There’s no
arguing that quarterback is the most important position in the NFL. If
you don’t have it right then it doesn’t matter, just look at the
Bears and their extremely talented roster. That being said, a lot of
teams acknowledge that with the money and draft capital they spend
but don’t put that action in place. How many teams keep only two on
the active roster?

With the hard
salary cap teams have to be very diligent with how they spend their
money. Top end signal callers will take up the biggest chunk so for
the longest time teams went with cheap backups. It didn’t make sense
at the most important position because teams were conceding that an
injury under center and their season went in the tanks. Teams have
wised up and spent money on backups but that’s it. Almost no NFL team
has a third quarterback on the depth chart, instead going with a
possible special teams player at best. Why would you not carry that
commodity over someone who likely won’t see the field?

If you draft a
player and he doesn’t play his value likely goes down. Even if they
do play if it’s not top of the position their value goes down. Gareon
Conley was a 1st round CB for the Raiders and went to
Houston for mid round picks, but that’s not the case for the QB.
Because it’s a position everyone is always searching for there will
always be a market for them. Years ago the Patriots had Ryan Mallet
as their third string that never played. Turned out he wasn’t a pro
but he was still a commodity when it was his time to move on from New
England.

There’s also a
lot of loyalty shown to the position for even the middle of the round
guys. I don’t think the mindset because just good enough is
apparently good enough, see money being thrown around to the guys
that can’t even get playoff wins, but if you built up depth you can
actually do what’s best for the franchise.

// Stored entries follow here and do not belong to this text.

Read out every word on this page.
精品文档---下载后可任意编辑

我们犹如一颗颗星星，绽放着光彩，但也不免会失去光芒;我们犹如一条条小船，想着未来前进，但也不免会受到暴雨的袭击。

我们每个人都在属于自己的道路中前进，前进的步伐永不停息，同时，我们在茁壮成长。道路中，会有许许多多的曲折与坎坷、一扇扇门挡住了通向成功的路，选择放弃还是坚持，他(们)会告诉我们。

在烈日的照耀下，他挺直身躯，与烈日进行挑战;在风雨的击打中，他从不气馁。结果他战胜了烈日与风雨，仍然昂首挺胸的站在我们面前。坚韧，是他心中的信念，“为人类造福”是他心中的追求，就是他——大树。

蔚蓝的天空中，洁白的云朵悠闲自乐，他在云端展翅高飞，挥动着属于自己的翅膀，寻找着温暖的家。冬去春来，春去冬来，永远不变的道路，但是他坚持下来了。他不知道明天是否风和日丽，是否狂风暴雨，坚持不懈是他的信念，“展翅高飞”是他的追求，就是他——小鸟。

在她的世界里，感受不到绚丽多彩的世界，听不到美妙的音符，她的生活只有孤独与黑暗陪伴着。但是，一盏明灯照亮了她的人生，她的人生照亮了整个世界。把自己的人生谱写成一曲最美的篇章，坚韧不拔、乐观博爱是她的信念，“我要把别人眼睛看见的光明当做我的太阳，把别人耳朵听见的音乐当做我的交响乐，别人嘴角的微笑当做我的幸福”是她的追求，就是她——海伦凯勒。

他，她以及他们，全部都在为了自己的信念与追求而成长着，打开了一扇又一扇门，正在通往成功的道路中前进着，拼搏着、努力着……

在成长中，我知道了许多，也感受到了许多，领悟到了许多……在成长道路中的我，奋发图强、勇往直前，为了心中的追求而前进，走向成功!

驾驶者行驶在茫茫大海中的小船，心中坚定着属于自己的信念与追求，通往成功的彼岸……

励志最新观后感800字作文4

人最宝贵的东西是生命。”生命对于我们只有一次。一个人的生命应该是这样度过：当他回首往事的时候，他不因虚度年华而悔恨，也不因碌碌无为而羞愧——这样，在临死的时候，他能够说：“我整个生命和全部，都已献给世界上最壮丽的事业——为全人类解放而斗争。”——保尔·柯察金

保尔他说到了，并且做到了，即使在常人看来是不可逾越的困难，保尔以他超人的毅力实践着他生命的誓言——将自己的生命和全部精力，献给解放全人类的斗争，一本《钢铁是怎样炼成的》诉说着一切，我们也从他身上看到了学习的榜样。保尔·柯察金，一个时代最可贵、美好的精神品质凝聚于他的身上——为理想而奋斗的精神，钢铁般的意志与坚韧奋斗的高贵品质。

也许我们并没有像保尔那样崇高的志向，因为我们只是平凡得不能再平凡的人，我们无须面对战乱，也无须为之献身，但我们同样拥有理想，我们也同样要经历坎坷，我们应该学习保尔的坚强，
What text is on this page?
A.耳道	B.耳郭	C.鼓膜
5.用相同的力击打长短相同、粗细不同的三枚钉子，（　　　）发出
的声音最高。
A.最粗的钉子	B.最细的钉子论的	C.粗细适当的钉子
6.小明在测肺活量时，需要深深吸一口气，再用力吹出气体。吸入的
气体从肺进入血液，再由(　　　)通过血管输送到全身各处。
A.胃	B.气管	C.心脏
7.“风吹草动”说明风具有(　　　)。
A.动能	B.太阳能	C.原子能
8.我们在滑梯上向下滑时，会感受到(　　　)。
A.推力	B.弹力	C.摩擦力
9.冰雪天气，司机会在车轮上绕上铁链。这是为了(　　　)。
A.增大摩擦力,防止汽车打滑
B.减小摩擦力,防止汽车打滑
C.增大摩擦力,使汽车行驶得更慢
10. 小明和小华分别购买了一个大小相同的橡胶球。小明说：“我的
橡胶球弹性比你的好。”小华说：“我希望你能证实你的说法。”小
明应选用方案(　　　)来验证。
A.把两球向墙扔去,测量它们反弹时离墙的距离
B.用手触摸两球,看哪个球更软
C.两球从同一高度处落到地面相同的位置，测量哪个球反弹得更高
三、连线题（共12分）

Right now the game plan is
get a cheap guy, build a team around him and hope you win, then you
have to pay him and hope he’s special enough carry the team on his
shoulders. However, there are very few special guys out there that
can do that.

There are bad
teams very likely to take a QB this upcoming draft; Bengals,
Dolphins, but with such a loaded class which teams will have the
foresight to take advantage? With Tua Tagovailioa, Justin Herbert,
Joe Burrow, Jacob Eason, Jake Fromm, Jordan Love, Kellen Mond, and
Steven Montez there are eight quarterbacks with day two grades or
better. There’s another six with grades that could go before day
three. There’s a lot of signal callers and not everyone is going to
be taken by a bad team that needs a QB but the smart teams will add
to their depth chart.

You don’t see
a lot of teams trade from their QB depth, in fact the last to do it
is New England and they really bailed on their two. Bill Belicheck
gave up Jimmy Garoppolo and Jacoby Brissett for Phillip Dorsett and a
2nd round pick. Brissett wasn’t at peak value but that was
easily a 1st and 2nd round pick they could have
gotten. Look what they’ve done away from New England.

Windows are
small in the NFL, unless you’re New England, but the NFL doesn’t have
it right when it comes to the QB depth chart. You can put the young
quarterbacks in favorable positions in the preseason and show them off
for the commodity they are while protecting yourself. Every onther
position on the gridiron teams try to build depth to create
competition but most only wait until they need a QB to target one. If
I was a general manager I’d select a QB every two years or so.
Protect yourself, find good players and put yourself in a position to
improve your team with QB play or a trade to get draft capital.